Harry - Pon Kwi 25, 2011 20:59

a wcześniej miałeś podświetloną stacyjkę ? jeżeli wciśniesz krańcówkę to powinno być 0 może to być wina kondensatora, ale w którym miejscu się znajduje to CI już nie pomogę najczęściej jak pada kondensator to nie kumuluje w ogóle energii, więc może to być wina krańcówki tzn. jak by padł kondensator to byś nie miał czasowego wyłączenia,
,a że masz 4 krańcówki to lepiej to sprawdź, nie musisz mieć do tego multimetru, wystarczy próbnik na 6-12v
najlepiej zacznij od krańcówek

kamax_19 - Wto Kwi 26, 2011 10:09

Harry, Stacyjki nie mam podświetlanej wogóle bo bidna wersja roverka :/ Jutro zerknę jeszcze raz w te krańcówki.
chudson - Wto Kwi 26, 2011 11:59

wszystkie roverki 200 chyba miały podświetlaną stacyjkę ?? Moze zarówka ci padła i nie wiesz ,że powinna być podświetlana ??

A to dołożone twoje podświetlenie na nogi to jak jest wpięte ? może to ono robi problem ?? Mogło spowodować uszkodzenie obwodu gaszącego z opóźnieniem lampkę lub daje mase na lampkę niepotrzebnie ?? ???

kamax_19 - Wto Kwi 26, 2011 12:56

chudson, Z tego co wyczytałem na forum to nie wszystkie mają podświetlana stacyjkę powinien być w okół stacyjki jakiś plastik a u mnie jest tylko czarna gumka.

A podświetlanie w nogach mam podpięte bez pośrednio pod lampkę w suficie wszystko tak jak pisali inni roverkowicze na forum, ale to podświetlanie już "odciąłem" bo też myślałem ze może być taki problem a co do samego uszkodzenia tego obwodu gdzie jest to coś co odpowiada właśnie za ściemnianie tej ze lampki...???? Wszystkie kable były założone prawidłowo i nie powinno być nigdzie żadnego zwarcia, ale zakładając że wystąpiło by owe zwarcie to powinno zjarać raczej tylko bezpiecznik. :?: :?: :?:

mirwin - Wto Kwi 26, 2011 14:35

W 400, u mnie wcale nie świeciło sie w środkowym położeniu.
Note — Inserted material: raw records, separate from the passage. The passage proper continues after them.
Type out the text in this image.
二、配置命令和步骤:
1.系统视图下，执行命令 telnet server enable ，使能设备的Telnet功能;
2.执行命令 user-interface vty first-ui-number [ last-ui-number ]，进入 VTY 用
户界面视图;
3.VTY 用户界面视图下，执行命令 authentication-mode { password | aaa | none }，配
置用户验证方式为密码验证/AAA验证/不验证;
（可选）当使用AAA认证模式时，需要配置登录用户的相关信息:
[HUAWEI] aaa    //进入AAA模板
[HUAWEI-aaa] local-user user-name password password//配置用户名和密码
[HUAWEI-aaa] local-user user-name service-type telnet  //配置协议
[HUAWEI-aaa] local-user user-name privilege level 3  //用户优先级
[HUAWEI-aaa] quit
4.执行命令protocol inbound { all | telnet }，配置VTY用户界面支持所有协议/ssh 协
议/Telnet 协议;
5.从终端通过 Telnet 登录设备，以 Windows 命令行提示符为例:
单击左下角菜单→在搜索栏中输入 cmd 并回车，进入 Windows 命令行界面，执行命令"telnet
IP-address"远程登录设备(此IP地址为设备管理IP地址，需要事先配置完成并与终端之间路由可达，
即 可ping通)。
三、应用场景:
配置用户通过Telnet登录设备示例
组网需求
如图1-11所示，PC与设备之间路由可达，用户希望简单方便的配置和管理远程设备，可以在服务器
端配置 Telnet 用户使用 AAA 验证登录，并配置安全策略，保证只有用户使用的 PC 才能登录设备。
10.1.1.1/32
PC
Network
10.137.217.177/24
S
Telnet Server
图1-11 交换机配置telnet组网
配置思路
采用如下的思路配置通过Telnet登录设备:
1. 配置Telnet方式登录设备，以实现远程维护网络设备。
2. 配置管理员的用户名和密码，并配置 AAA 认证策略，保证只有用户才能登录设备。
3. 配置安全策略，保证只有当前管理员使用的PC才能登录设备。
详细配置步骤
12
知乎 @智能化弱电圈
Okazało się, że w alarmie jest wzmacniacz odpowiedzialny za gaszenie lampki po kilkunastu sekundach po zamknięciu drzwi i ktoś go po prostu spalił. mam podłączone na krótko, tzn. otwieram świeci, zamykam i od razu gaśnie. Robił mi to elektryk, który nie chciał grzebać w alarmie. Może jak podłączałeś to podświetlanie to coś zwarło i sie zepsuło.
Harry - Wto Kwi 26, 2011 18:10

z tego co zrozumiałem to wpiął się tak samo jak ja, czyli bezpośrednio do 2 przewodów
albo krańcówka,albo przewód od podświetlenia nóg jest odizolowany przy lampce i dotyka masy
zazwyczaj jest to prosty układ, po otwarciu drzwi kondensator sie ładuje, po zamknięciu on kondensator się rozładowuje i lampka świeci, natomiast kiedy przełączysz zapłon, kondensator jest od razu rozładowany i lampka gaśnie

chudson - Wto Kwi 26, 2011 22:02

No i możliwe ,że po podpięciu dodatkowego obciążenia jakim było podświetlenie dywaników układ nie wytrzymał i się spalił
Harry - Wto Kwi 26, 2011 22:26

wątpie,bo sam mam podświetlenie, a listwy diodowe to zaledwie parę mA
kamax_19 - Czw Maj 12, 2011 23:48

Harry, Sprawdzałem kable co idą do tego podświetlania nóg i wszystko OK!!! A kable jakie tam prowadziłem są w dość grubej izolacji więc nie miały się prawa tak szybko przetrzeć. A te kable co idą do podświetlania nóg już są odłączone i tak lampka świeci... :!: :!: :!:

[ Dodano: Czw Maj 12, 2011 23:48 ]
Problem się jeszcze nie rozwiazał lampka jak świci tak świeci. Jedynie Harry coś działał w mojej sprawie....!!!! :grin:

Może tak jak u mirwin, coś się spaliło w tym alarmie tylko gdzie tego szukać???
Mam MG z 03r może z tego pójdzie coś przełożyć żeby to działało normalnie.... :?: :?: :!: :!:

leszczu - Pią Maj 13, 2011 12:18

kamax_19 napisał/a:
Mam MG z 03r może z tego pójdzie coś przełożyć żeby to działało normalnie.... :?: :?: :!: :!:

Może przełóż całą tą lampkę z podsufitki. :wink:

wlodi893 - Pią Maj 13, 2011 20:27

Wtrące się delikatnie w dyskusje apropo podświetlenia stacyjki (bo i u mnie go nie ma). A powinna? czy możliwe, że z fabryki wyjechał bez? A jeśli powinna byc to gdzie szukać jakiejś zarówki/diodki od podświetlenia jej?
kamax_19 - Sob Maj 14, 2011 00:04

leszczu, Przekładałem i nic..... :!: :!: :sad: :sad: :sad:

[ Dodano: Sob Maj 14, 2011 00:04 ]
Kolego wlodi893, troche zmiana tematu ale spoko, u mnie też nie ma podświetlania stacujki nie wiem jakie wersje je miał a które nie...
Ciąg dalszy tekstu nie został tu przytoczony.